Il boss mafioso Matteo Messina Denaro è stato arrestato dai carabinieri del Ros, dopo 30 anni di latitanza (Ansa)

Chi trova un amico trova un rifugio. Sparire per trent’anni restando nella stessa città, soprattutto se questa è piccola come Campobello di Mazzara, sembra possibile solo nella migliori trame di serie tv come I Sopranos o di film come Il Padrino. Eppure Matteo Messina Denaro ce l’ha fatta. Per vivere così a lungo come latitante e condurre tutto sommato una vita “normale”, riuscendo persino a vedere il match Palermo-Sampdoria allo stadio nel 2010, non si può certo essere da soli. I carabinieri stanno cercando di ricostruire la fitta rete di amici, meglio detti fiancheggiatori, per capire chi gli ha offerto coperture e assistenza per tutto questo tempo. Il primo arrestato la mattina stessa di Messina Denaro è Giovanni Luppino, l’autista che stava accompagnando il boss mafioso alla clinica La Maddalena di Palermo.

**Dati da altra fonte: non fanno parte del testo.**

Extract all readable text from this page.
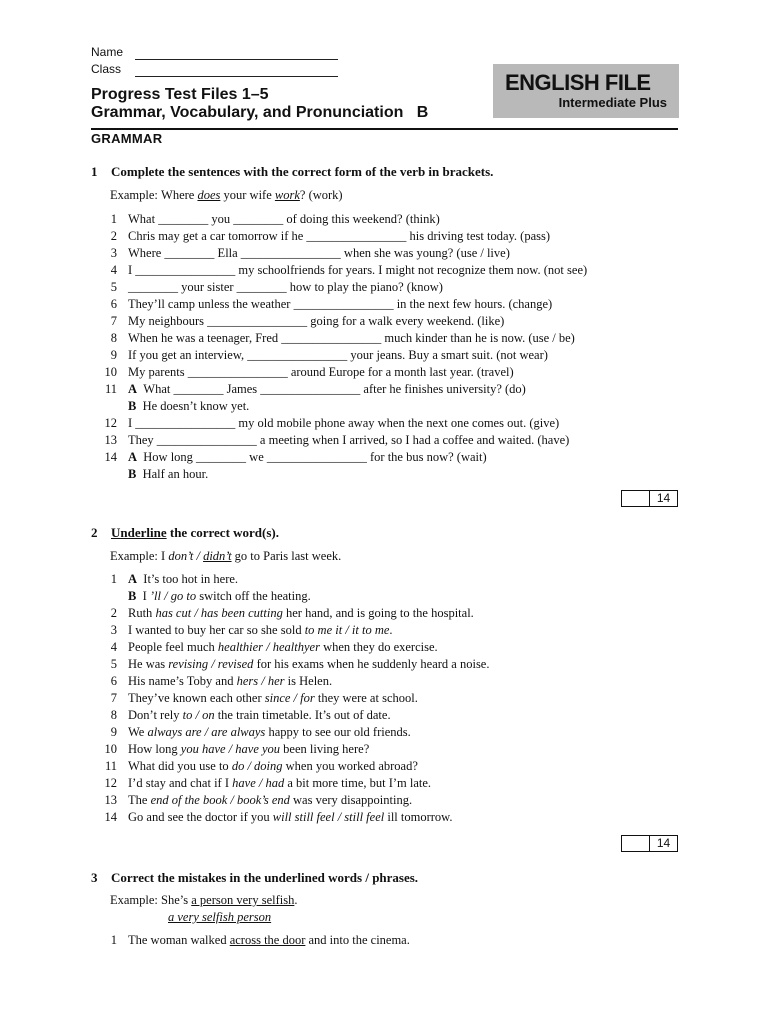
Name
Class
ENGLISH FILE
Intermediate Plus
Progress Test Files 1–5
Grammar, Vocabulary, and Pronunciation B
GRAMMAR
1 Complete the sentences with the correct form of the verb in brackets.
Example: Where does your wife work? (work)
1 What ________ you ________ of doing this weekend? (think)
2 Chris may get a car tomorrow if he ________________ his driving test today. (pass)
3 Where ________ Ella ________________ when she was young? (use / live)
4 I ________________ my schoolfriends for years. I might not recognize them now. (not see)
5 ________ your sister ________ how to play the piano? (know)
6 They’ll camp unless the weather ________________ in the next few hours. (change)
7 My neighbours ________________ going for a walk every weekend. (like)
8 When he was a teenager, Fred ________________ much kinder than he is now. (use / be)
9 If you get an interview, ________________ your jeans. Buy a smart suit. (not wear)
10 My parents ________________ around Europe for a month last year. (travel)
11 A What ________ James ________________ after he finishes university? (do)
B He doesn’t know yet.
12 I ________________ my old mobile phone away when the next one comes out. (give)
13 They ________________ a meeting when I arrived, so I had a coffee and waited. (have)
14 A How long ________ we ________________ for the bus now? (wait)
B Half an hour.
14
2 Underline the correct word(s).
Example: I don’t / didn’t go to Paris last week.
1 A It’s too hot in here.
B I ’ll / go to switch off the heating.
2 Ruth has cut / has been cutting her hand, and is going to the hospital.
3 I wanted to buy her car so she sold to me it / it to me.
4 People feel much healthier / healthyer when they do exercise.
5 He was revising / revised for his exams when he suddenly heard a noise.
6 His name’s Toby and hers / her is Helen.
7 They’ve known each other since / for they were at school.
8 Don’t rely to / on the train timetable. It’s out of date.
9 We always are / are always happy to see our old friends.
10 How long you have / have you been living here?
11 What did you use to do / doing when you worked abroad?
12 I’d stay and chat if I have / had a bit more time, but I’m late.
13 The end of the book / book’s end was very disappointing.
14 Go and see the doctor if you will still feel / still feel ill tomorrow.
14
3 Correct the mistakes in the underlined words / phrases.
Example: She’s a person very selfish.
a very selfish person
1 The woman walked across the door and into the cinema.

Primo arresto- Giovanni Luppino, 59 anni, dopo anni passati a coltivare la terra, aveva aperto di recente una piccola attività di rivendita di cultivar Nocellara del Belìce, un’oliva Dop del territorio di Campobello di Mazara e Castelvetrano. Lanciato nel business, l’autista del boss aveva aperto uno stabilimento che gestiva assieme ai figli. Fino a oggi incensurato e insospettabile, «Un signor nessuno» come lo ha definito il procuratore di Palermo Maurizio de Lucia nella conferenza stampa del 17 gennaio, è stato arrestato con l’accusa di favoreggiamento con aggravante mafiosa.

Il prestanome – Oltre a Giovanni Luppino, altro personaggio chiave della vicenda è Andrea Bonafede, geometra 59enne di Campobello di Mazzara. È stato identificato come “prestanome” perchè con le sue generalità e documenti falsi, il boss si presentava nella clinica di Palermo per ricevere le cure. Interrogato dai carabinieri, ha ammesso di conoscere Messina Denaro sin da ragazzo e di aver ricevuto da quest’ultimo 20mila euro per l’acquisto dell’appartamento di Vicolo San Vito, covo del latitante. Attualmente è indagato per associazione mafiosa.

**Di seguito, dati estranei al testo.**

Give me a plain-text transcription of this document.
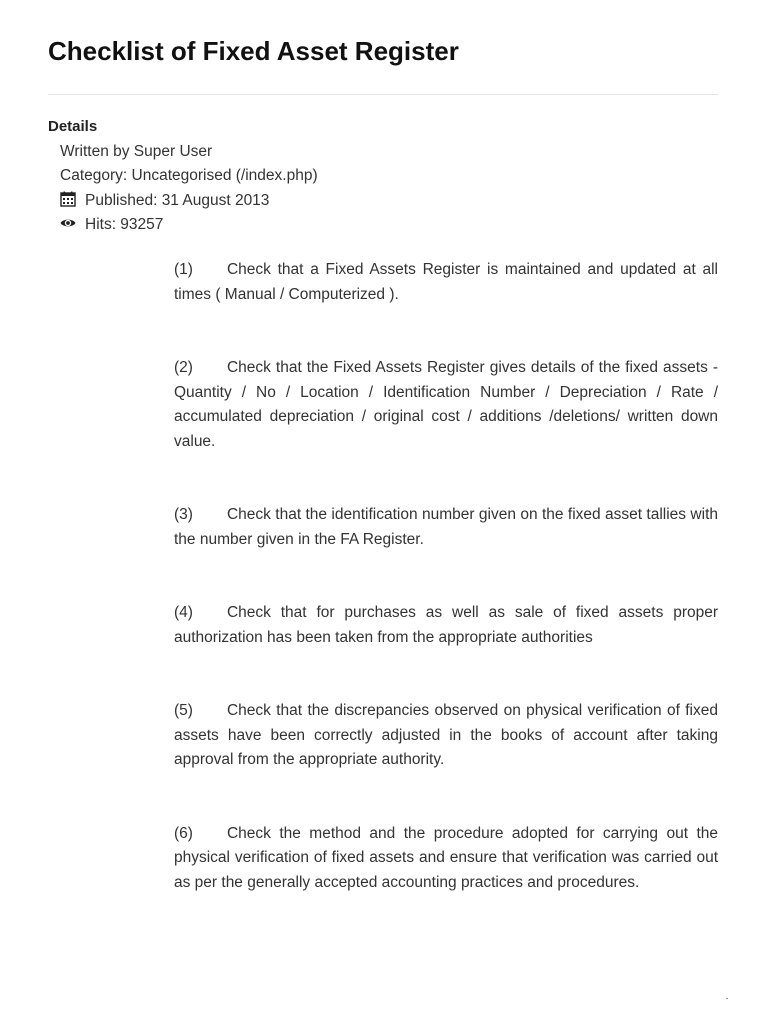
Checklist of Fixed Asset Register
Details
Written by Super User
Category: Uncategorised (/index.php)
Published: 31 August 2013
Hits: 93257

(1) Check that a Fixed Assets Register is maintained and updated at all times ( Manual / Computerized ).

(2) Check that the Fixed Assets Register gives details of the fixed assets - Quantity / No / Location / Identification Number / Depreciation / Rate / accumulated depreciation / original cost / additions /deletions/ written down value.

(3) Check that the identification number given on the fixed asset tallies with the number given in the FA Register.

(4) Check that for purchases as well as sale of fixed assets proper authorization has been taken from the appropriate authorities

(5) Check that the discrepancies observed on physical verification of fixed assets have been correctly adjusted in the books of account after taking approval from the appropriate authority.

(6) Check the method and the procedure adopted for carrying out the physical verification of fixed assets and ensure that verification was carried out as per the generally accepted accounting practices and procedures.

I medici – Sotto indagine sono finiti anche due medici. Il primo è Alfonso Tumbarello, di Campobello di Mazara. Medico di base ora in pensione, per anni ha avuto in cura Matteo Messina Denaro. L’ipotesi di reato è favoreggiamento e procurata inosservanza della pena. Tumbarello ha anche una carriera politica: nel 2006 si è candidato alle elezioni regionali siciliane in una lista Udc. Nel 2011 ha corso alle Comunali di Campobello di Mazara. Il medico apparteneva alla loggia massonica Grande Oriente d’Italia, ma ora è stato sospeso. A confermarlo con una nota è stato il gran maestro Stefano Bisi che ha annunciato la sospensione di Tumbarello «a tempo indeterminato da ogni attività massonica». Il secondo medico indagato è l’oncologo trapanese Filippo Zerilli. Secondo la Procura di Palermo avrebbe sottoposto ad alcuni esami il boss che si presentava sempre sotto falso nome. I medici potrebbero rischiare la radiazione dall’albo, come ha spiegato a Today Toti Amato, presidente dell’ordine dei medici di Palermo e coordinatore dei presidenti siciliani: «In Sicilia, per reati che riguardano connivenze con la mafia, procediamo sempre con la radiazione del collega, la massima sanzione applicabile».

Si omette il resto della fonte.